I think of the French OAS in Algeria in 1962, setting off bombs among France's Muslim Algerian community. I recall the desperate efforts of the French authorities to set Algerian Muslim against Algerian Muslim which led to half a million dead souls.

And I'm afraid I also think of Ireland and the bombings in Dublin and Monaghan in 1974, which, as the years go by, appear to have an ever closer link, via Protestant "loyalist" paramilitaries, to elements of British military security.

But the bombs in Karbala and Baghdad were clearly co-ordinated. The same brain worked behind them. Was it a Sunni brain? When the occupation authorities' spokesman suggested yesterday that it was the work of al-Qa'ida, he must have known what he was saying: that al-Qa'ida is a Sunni movement, that the victims were Shias.

It's not that I believe al-Qa'ida incapable of such a bloodbath. But I ask myself why the Americans are rubbing this Sunni-Shia thing so hard. Let's turn the glass round the other way. If a violent Sunni movement wished to evict the Americans from Iraq - and there is indeed a resistance movement fighting very cruelly to do just that - why would it want to turn the Shia population of Iraq, 60 per cent of Iraqis, against them? The last thing such a resistance would want is to have the majority of Iraqis against it.

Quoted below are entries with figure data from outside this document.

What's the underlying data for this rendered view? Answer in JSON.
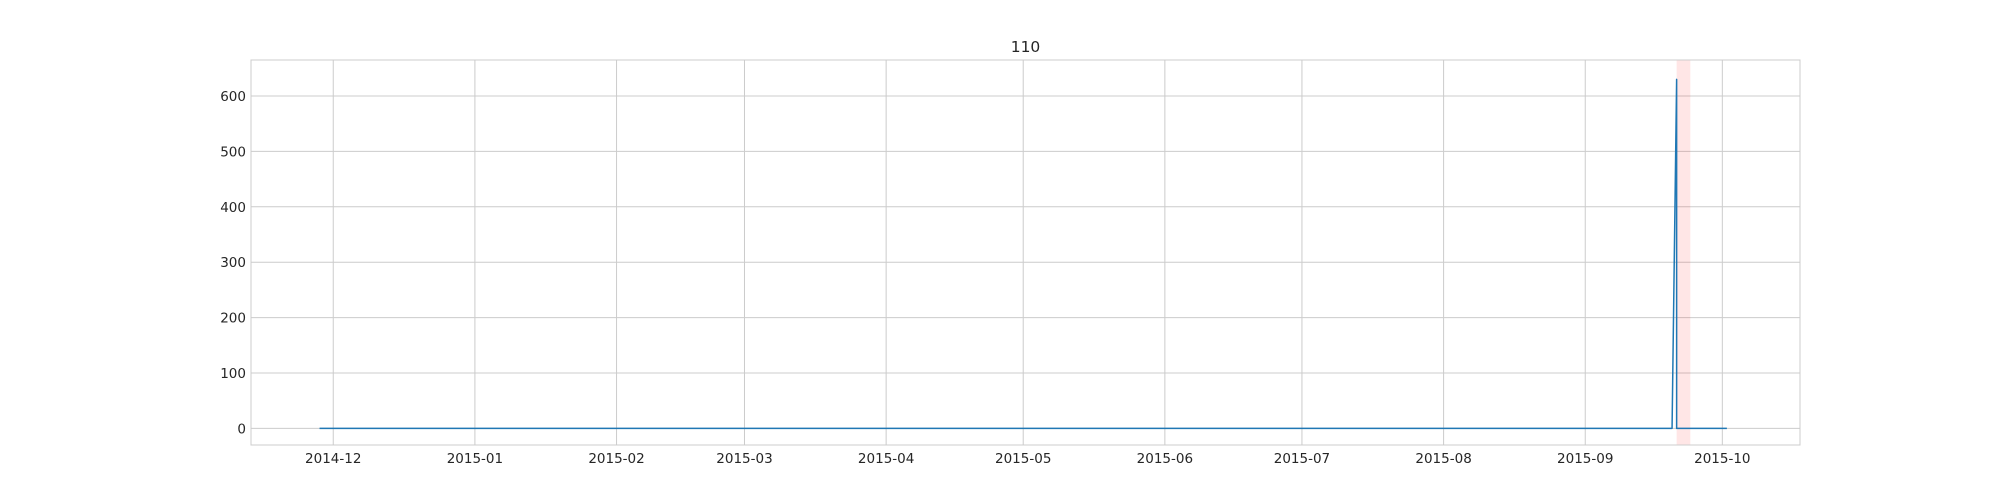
{
  "chart_data": {
    "type": "line",
    "title": "110",
    "xlabel": "",
    "ylabel": "",
    "x_axis": "date",
    "xlim": [
      "2014-11-13",
      "2015-10-18"
    ],
    "ylim": [
      -30,
      665
    ],
    "x_ticks": [
      "2014-12",
      "2015-01",
      "2015-02",
      "2015-03",
      "2015-04",
      "2015-05",
      "2015-06",
      "2015-07",
      "2015-08",
      "2015-09",
      "2015-10"
    ],
    "y_ticks": [
      0,
      100,
      200,
      300,
      400,
      500,
      600
    ],
    "grid": true,
    "series": [
      {
        "color": "#1f77b4",
        "points": [
          {
            "x": "2014-11-28",
            "y": 0
          },
          {
            "x": "2015-09-20",
            "y": 0
          },
          {
            "x": "2015-09-21",
            "y": 630
          },
          {
            "x": "2015-09-21",
            "y": 0
          },
          {
            "x": "2015-10-02",
            "y": 0
          }
        ]
      }
    ],
    "highlight_span": {
      "start": "2015-09-21",
      "end": "2015-09-24",
      "color": "#ff000019"
    }
  }
}
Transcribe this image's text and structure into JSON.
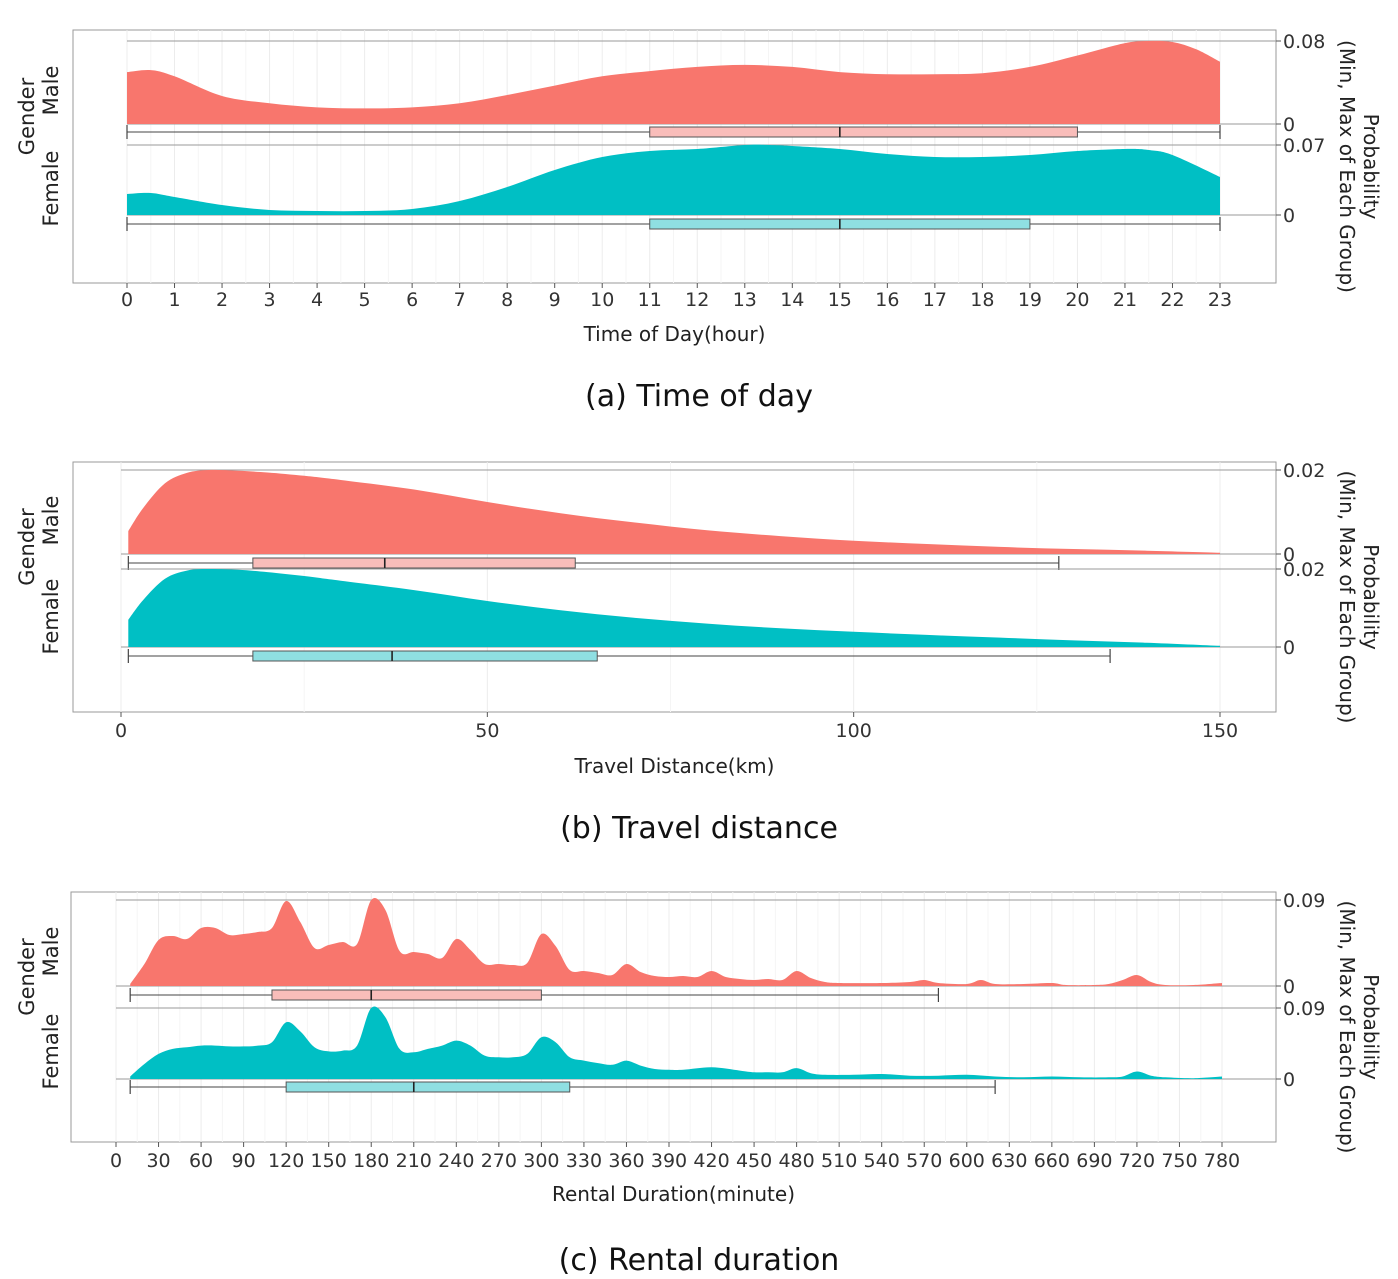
{
  "colors": {
    "male": "#F8766D",
    "female": "#00BFC4",
    "male_box": "#F9BDBA",
    "female_box": "#8FDFE2"
  },
  "y_axis": {
    "group_title": "Gender",
    "right_label": "Probability\n(Min, Max of Each Group)"
  },
  "chart_data": [
    {
      "type": "area",
      "caption": "(a) Time of day",
      "xlabel": "Time of Day(hour)",
      "xlim": [
        0,
        23
      ],
      "xticks": [
        0,
        1,
        2,
        3,
        4,
        5,
        6,
        7,
        8,
        9,
        10,
        11,
        12,
        13,
        14,
        15,
        16,
        17,
        18,
        19,
        20,
        21,
        22,
        23
      ],
      "series": [
        {
          "name": "Male",
          "ymax_label": "0.08",
          "ymin_label": "0",
          "x": [
            0,
            0.5,
            1,
            2,
            3,
            4,
            5,
            6,
            7,
            8,
            9,
            10,
            11,
            12,
            13,
            14,
            15,
            16,
            17,
            18,
            19,
            20,
            21,
            21.5,
            22,
            22.5,
            23
          ],
          "y": [
            0.05,
            0.052,
            0.046,
            0.027,
            0.02,
            0.016,
            0.015,
            0.016,
            0.02,
            0.028,
            0.037,
            0.046,
            0.051,
            0.055,
            0.057,
            0.055,
            0.05,
            0.048,
            0.048,
            0.049,
            0.055,
            0.066,
            0.078,
            0.08,
            0.079,
            0.072,
            0.06
          ],
          "box": {
            "min": 0,
            "q1": 11,
            "median": 15,
            "q3": 20,
            "max": 23
          }
        },
        {
          "name": "Female",
          "ymax_label": "0.07",
          "ymin_label": "0",
          "x": [
            0,
            0.5,
            1,
            2,
            3,
            4,
            5,
            6,
            7,
            8,
            9,
            10,
            11,
            12,
            13,
            13.5,
            14,
            15,
            16,
            17,
            18,
            19,
            20,
            21,
            21.5,
            22,
            23
          ],
          "y": [
            0.021,
            0.022,
            0.018,
            0.01,
            0.005,
            0.004,
            0.004,
            0.006,
            0.014,
            0.028,
            0.045,
            0.058,
            0.064,
            0.066,
            0.07,
            0.07,
            0.069,
            0.066,
            0.061,
            0.058,
            0.058,
            0.06,
            0.064,
            0.066,
            0.065,
            0.06,
            0.038
          ],
          "box": {
            "min": 0,
            "q1": 11,
            "median": 15,
            "q3": 19,
            "max": 23
          }
        }
      ]
    },
    {
      "type": "area",
      "caption": "(b) Travel distance",
      "xlabel": "Travel Distance(km)",
      "xlim": [
        0,
        150
      ],
      "xticks": [
        0,
        50,
        100,
        150
      ],
      "series": [
        {
          "name": "Male",
          "ymax_label": "0.02",
          "ymin_label": "0",
          "x": [
            1,
            3,
            6,
            9,
            12,
            16,
            20,
            25,
            30,
            40,
            50,
            60,
            70,
            80,
            90,
            100,
            110,
            120,
            130,
            140,
            150
          ],
          "y": [
            0.0055,
            0.011,
            0.017,
            0.0195,
            0.0202,
            0.02,
            0.0196,
            0.0188,
            0.0178,
            0.0155,
            0.0125,
            0.0098,
            0.0076,
            0.0057,
            0.0043,
            0.0032,
            0.0024,
            0.0017,
            0.0012,
            0.0008,
            0.0003
          ],
          "box": {
            "min": 1,
            "q1": 18,
            "median": 36,
            "q3": 62,
            "max": 128
          }
        },
        {
          "name": "Female",
          "ymax_label": "0.02",
          "ymin_label": "0",
          "x": [
            1,
            3,
            6,
            9,
            12,
            16,
            20,
            25,
            30,
            40,
            50,
            60,
            70,
            80,
            90,
            100,
            110,
            120,
            130,
            140,
            150
          ],
          "y": [
            0.007,
            0.012,
            0.0175,
            0.0196,
            0.02,
            0.0198,
            0.0192,
            0.0182,
            0.017,
            0.0146,
            0.0118,
            0.0094,
            0.0075,
            0.006,
            0.0048,
            0.0039,
            0.0031,
            0.0024,
            0.0017,
            0.0011,
            0.0003
          ],
          "box": {
            "min": 1,
            "q1": 18,
            "median": 37,
            "q3": 65,
            "max": 135
          }
        }
      ]
    },
    {
      "type": "area",
      "caption": "(c) Rental duration",
      "xlabel": "Rental Duration(minute)",
      "xlim": [
        0,
        780
      ],
      "xticks": [
        0,
        30,
        60,
        90,
        120,
        150,
        180,
        210,
        240,
        270,
        300,
        330,
        360,
        390,
        420,
        450,
        480,
        510,
        540,
        570,
        600,
        630,
        660,
        690,
        720,
        750,
        780
      ],
      "series": [
        {
          "name": "Male",
          "ymax_label": "0.09",
          "ymin_label": "0",
          "x": [
            10,
            20,
            30,
            40,
            50,
            60,
            70,
            80,
            90,
            100,
            110,
            120,
            130,
            140,
            150,
            160,
            170,
            180,
            190,
            200,
            210,
            220,
            230,
            240,
            250,
            260,
            270,
            280,
            290,
            300,
            310,
            320,
            330,
            340,
            350,
            360,
            370,
            380,
            390,
            400,
            410,
            420,
            430,
            440,
            450,
            460,
            470,
            480,
            490,
            500,
            510,
            540,
            560,
            570,
            580,
            600,
            610,
            620,
            640,
            660,
            670,
            690,
            700,
            710,
            720,
            730,
            740,
            760,
            780
          ],
          "y": [
            0.002,
            0.022,
            0.046,
            0.05,
            0.047,
            0.058,
            0.058,
            0.051,
            0.052,
            0.054,
            0.058,
            0.085,
            0.064,
            0.038,
            0.041,
            0.044,
            0.042,
            0.086,
            0.076,
            0.035,
            0.034,
            0.032,
            0.028,
            0.047,
            0.036,
            0.022,
            0.022,
            0.021,
            0.023,
            0.052,
            0.04,
            0.016,
            0.015,
            0.013,
            0.011,
            0.022,
            0.014,
            0.01,
            0.009,
            0.01,
            0.009,
            0.015,
            0.009,
            0.007,
            0.006,
            0.007,
            0.006,
            0.015,
            0.008,
            0.004,
            0.003,
            0.003,
            0.004,
            0.006,
            0.003,
            0.002,
            0.006,
            0.002,
            0.002,
            0.003,
            0.001,
            0.001,
            0.002,
            0.006,
            0.011,
            0.004,
            0.001,
            0.001,
            0.003
          ],
          "box": {
            "min": 10,
            "q1": 110,
            "median": 180,
            "q3": 300,
            "max": 580
          }
        },
        {
          "name": "Female",
          "ymax_label": "0.09",
          "ymin_label": "0",
          "x": [
            10,
            20,
            30,
            40,
            50,
            60,
            70,
            80,
            90,
            100,
            110,
            120,
            130,
            140,
            150,
            160,
            170,
            180,
            190,
            200,
            210,
            220,
            230,
            240,
            250,
            260,
            270,
            280,
            290,
            300,
            310,
            320,
            330,
            340,
            350,
            360,
            370,
            380,
            390,
            400,
            420,
            440,
            450,
            460,
            470,
            480,
            490,
            500,
            520,
            540,
            560,
            580,
            600,
            620,
            640,
            660,
            680,
            700,
            710,
            720,
            730,
            740,
            760,
            780
          ],
          "y": [
            0.003,
            0.018,
            0.03,
            0.036,
            0.038,
            0.04,
            0.04,
            0.039,
            0.039,
            0.04,
            0.044,
            0.068,
            0.057,
            0.038,
            0.033,
            0.034,
            0.04,
            0.085,
            0.074,
            0.036,
            0.032,
            0.036,
            0.04,
            0.046,
            0.04,
            0.028,
            0.026,
            0.026,
            0.03,
            0.05,
            0.044,
            0.026,
            0.022,
            0.019,
            0.017,
            0.022,
            0.016,
            0.012,
            0.011,
            0.011,
            0.014,
            0.01,
            0.008,
            0.008,
            0.008,
            0.013,
            0.007,
            0.005,
            0.005,
            0.006,
            0.004,
            0.004,
            0.005,
            0.003,
            0.002,
            0.003,
            0.002,
            0.002,
            0.003,
            0.009,
            0.004,
            0.002,
            0.001,
            0.003
          ],
          "box": {
            "min": 10,
            "q1": 120,
            "median": 210,
            "q3": 320,
            "max": 620
          }
        }
      ]
    }
  ]
}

So what about al-Qa'ida? Repeatedly, the Americans have told us that the suicide bombers were "foreigners". And so they may be. But can we have some identities, nationalities? The US Defence Secretary, Donald Rumsfeld, has talked of the hundreds of "foreign" fighters crossing Saudi Arabia's "porous" borders.

The US press have dutifully repeated this. The Iraqi police keep announcing that they have found the bombers' passports, so can we have the numbers?

We are entering a dark and sinister period of Iraqi history. But an occupation authority which should regard civil war as the last prospect it ever wants to contemplate, keeps shouting "civil war" in our ears and I worry about that. Especially when the bombs make it real.

robert-fisk.com



To: Raymond Duray who wrote (5176)3/4/2004 3:17:51 PM
From: CalculatedRisk  Read Replies (1) | Respond to of 173976
 
Raymond, I think your numbers are too generous for George W. Bush. Your post lists:

G.W. Bush : 69,000 jobs LOST per month

There have been 2.931 Million private sector jobs lost since Bush took office. He has been in office for 38 months.

That gives, G.W.Bush: 77,131 jobs LOST per month!

SOURCE: bls.gov



To: Raymond Duray who wrote (5176)3/4/2004 4:47:20 PM
From: Selectric II  Respond to of 173976
 
Clinton's recession and 9/11 certainly took their toll. Could have been a lot worse than it was.

Or, don't you remember those things?